Every month vulnerabilities are discovered by security researchers and penetration testers that could give a hacker the foothold they need to compromise your device and extract your personal information. As a result Google, Apple and Microsoft (and other manufacturers like Samsung) publish regular updates to Android, IOS/MACOS and Windows. It is your responsibility to ensure these are installed.

Now, if you are on an Apple device or a Windows PC, you will get regular updates for the life of the device. Android is another matter. Most budget phones are released with an outdated version of Android, and will never see updates. It is normally only the flagship devices that typically are maintained with security updates.
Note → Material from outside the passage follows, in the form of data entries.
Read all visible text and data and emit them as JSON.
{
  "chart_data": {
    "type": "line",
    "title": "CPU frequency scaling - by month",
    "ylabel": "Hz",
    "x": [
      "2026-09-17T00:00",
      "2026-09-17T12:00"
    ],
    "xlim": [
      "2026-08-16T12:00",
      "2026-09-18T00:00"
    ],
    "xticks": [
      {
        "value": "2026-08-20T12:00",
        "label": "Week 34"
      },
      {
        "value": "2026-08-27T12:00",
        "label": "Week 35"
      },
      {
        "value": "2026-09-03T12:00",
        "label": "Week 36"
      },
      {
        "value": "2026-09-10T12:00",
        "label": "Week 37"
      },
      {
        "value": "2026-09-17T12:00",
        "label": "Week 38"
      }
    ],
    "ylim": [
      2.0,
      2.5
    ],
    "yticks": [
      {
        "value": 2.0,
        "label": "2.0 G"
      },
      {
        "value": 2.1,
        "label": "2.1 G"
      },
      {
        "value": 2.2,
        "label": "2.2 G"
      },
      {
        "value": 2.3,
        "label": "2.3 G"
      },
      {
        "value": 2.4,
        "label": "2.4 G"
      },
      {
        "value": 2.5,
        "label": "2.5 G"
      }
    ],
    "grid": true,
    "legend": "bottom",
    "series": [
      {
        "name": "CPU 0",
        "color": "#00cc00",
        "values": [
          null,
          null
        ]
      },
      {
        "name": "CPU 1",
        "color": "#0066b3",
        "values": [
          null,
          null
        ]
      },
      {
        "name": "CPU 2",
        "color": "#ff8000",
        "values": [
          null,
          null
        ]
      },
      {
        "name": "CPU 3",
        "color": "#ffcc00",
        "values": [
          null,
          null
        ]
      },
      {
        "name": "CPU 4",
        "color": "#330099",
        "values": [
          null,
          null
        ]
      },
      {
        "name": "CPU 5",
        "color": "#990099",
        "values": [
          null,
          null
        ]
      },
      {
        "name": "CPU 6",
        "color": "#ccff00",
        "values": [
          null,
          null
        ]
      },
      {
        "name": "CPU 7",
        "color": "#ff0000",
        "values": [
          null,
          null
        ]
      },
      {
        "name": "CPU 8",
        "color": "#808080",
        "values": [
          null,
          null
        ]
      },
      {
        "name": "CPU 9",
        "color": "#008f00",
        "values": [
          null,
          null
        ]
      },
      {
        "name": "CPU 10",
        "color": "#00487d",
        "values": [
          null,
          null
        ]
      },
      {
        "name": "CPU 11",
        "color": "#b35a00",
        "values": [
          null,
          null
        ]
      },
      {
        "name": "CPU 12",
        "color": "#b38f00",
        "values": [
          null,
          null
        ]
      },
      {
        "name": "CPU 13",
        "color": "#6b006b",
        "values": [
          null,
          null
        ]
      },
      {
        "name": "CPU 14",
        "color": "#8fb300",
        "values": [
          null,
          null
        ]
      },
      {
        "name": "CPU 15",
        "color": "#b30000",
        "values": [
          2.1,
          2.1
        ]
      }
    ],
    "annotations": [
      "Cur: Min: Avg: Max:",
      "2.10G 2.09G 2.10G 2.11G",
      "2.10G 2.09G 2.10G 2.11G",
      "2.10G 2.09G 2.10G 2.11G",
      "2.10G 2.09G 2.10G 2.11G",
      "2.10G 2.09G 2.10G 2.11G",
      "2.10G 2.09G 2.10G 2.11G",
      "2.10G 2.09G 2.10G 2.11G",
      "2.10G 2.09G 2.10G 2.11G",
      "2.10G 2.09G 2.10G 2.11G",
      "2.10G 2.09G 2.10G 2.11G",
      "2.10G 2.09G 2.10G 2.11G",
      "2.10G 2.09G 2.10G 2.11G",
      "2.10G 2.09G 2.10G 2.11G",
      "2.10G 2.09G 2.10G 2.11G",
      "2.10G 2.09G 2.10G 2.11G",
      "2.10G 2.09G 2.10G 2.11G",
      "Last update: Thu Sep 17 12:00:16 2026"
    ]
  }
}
When you next upgrade your Android device, do a bit of research and make sure the manufacturer commits to providing updates. Nokia (trademark now owned by HMD Global) are such a company and have committed to deliver updates for two years following release. You need to determine through reviews whether your next Android device will also get updates.

What about hardware?

Phones have a limited life span, typically two years when your contract comes up for renewal. PC’s and MACs are different, in that they last a lot longer.

PC hardware is refreshed often annually, and sometimes twice a year, to take advantage of the latest CPU chips and device innovations (e.g. USB Type C and 4K displays). However, as Microsoft and Apple commit to updating the Operating System, these device can last a lot longer. The PC I am using now is 3 years old, and runs as smoothly as the day I built it. However, the underlying hardware will fall behind in support.

The PC hardware has software running on it called the BIOS (Basic Input Output System) that interfaces the operating system to the hardware. This is often updated for a period of time by the manufacturer, and it may even be automatically updated. However, after the support period runs out, you will not get any further updates. This is typically around 2 years from release. The BIOS has bugs in it, like any software, and some of them have a security implication. If these are not updated your PC may be vulnerable to cyber attack.

So long as you are running an up to date Anti Virus product, you should be safe but there is always that possibility. The answer is to update your hardware regularly, but this can be expensive so we won’t actually go there. You should also keep your operating system updated which will help to mitigate any issues.

What about apps?

Apps get updated all the time, and you really should ensure they are updated on a regular basis to the most recent version. Windows Apps installed outside of the Microsoft Store (and to some extent MAC Apps too), are often let slip – once installed they are forgotten. Most apps these days have an auto-update feature, which you should make use of but this can sometimes involve paying for a new version so be careful.


You really need to keep on top of device and app updates to keep yourself secure. If you don’t then you are wide open to having a cyber attack be successful. This is particularly important for mobile devices (Phones, Tablets, Laptops) since you will also be attaching them to public WiFi which is a very unsafe playground to be in.

When you upgrade your smart phone or tablet, do some research to make sure the device is updated by the manufacturer.

If you are on Windows 7, be advised that your updates run out in January 2020, so now may be the time to refresh that laptop.